Another direction that Alexander offers is examining the "battles" that civil rights advocates choose over the battle of mass incarceration. The majority of resources are poured into issues such as affirmative action. These issues only benefit a few in the hopes that the gains can "trickle down" to the less fortunate members of black society. She says affirmative action is a battle that can be more easily won. However, its long-term rewards are not as truly effective in overhauling the system of racial oppression as it would be to dismantle mass incarceration. Tackling reforms one small brick at a time will never amount to the drastic, ground-up revolution that needs to occur. In Tinkering Is For Mechanics, Not Racial-Justice Advocates, Alexander emphasizes that it is racial indifference that is the most detrimental thing to civil rights. While outright racial hostility at least brings the issues out into the open, racial indifference turns a blind eye. It sweeps under the rug any acknowledgment that might lead to real change. It allows for things to stay exactly as they are and to deny the bare truth of them. The shift in public consciousness must be total, or the systems will remain in place under new guises.Alexander points out in Let's Talk About Race—Resisting the Temptation of Colorblind Advocacy that mass incarceration must be seen as a racial caste system.
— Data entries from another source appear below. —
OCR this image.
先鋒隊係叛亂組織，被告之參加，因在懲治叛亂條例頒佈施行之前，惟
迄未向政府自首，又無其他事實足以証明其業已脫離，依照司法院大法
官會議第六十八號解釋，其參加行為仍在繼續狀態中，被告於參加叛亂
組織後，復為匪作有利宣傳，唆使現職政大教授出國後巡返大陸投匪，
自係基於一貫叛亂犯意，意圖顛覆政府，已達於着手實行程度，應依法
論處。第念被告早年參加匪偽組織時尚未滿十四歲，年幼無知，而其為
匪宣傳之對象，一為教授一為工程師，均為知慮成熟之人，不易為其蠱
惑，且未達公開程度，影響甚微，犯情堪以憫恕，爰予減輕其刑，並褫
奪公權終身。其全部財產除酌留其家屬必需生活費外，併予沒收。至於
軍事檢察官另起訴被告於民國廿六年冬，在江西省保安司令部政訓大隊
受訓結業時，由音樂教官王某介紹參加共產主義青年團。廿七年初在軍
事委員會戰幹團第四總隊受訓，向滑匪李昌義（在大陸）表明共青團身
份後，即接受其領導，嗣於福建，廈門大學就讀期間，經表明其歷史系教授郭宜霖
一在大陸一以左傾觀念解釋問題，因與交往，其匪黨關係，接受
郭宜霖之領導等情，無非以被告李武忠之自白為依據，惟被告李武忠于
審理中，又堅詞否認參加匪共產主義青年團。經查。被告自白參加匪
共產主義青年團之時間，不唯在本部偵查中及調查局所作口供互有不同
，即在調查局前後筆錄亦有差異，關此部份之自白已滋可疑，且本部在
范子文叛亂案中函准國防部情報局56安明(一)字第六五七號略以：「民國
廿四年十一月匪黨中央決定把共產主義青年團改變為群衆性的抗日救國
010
This means that the public must recognize that the justifications for mass incarceration as a way to control crime are patently false. The public must see how incarceration has been used as a successful tool for racial control. Finally, the public must recognize that the current method of imprisonment actually creates far more crime than it prevents. However, as a tool of racial control, it is very effective. Colorblindness allows for systemic and institutional oppression to happen against minorities while the rest of society and its structures deny its existence. If society continues not to care about the racial caste system, nothing can be changed. In Against Colorblindness, she argues that when we recognize each other's humanity we understand the core need for equal human rights.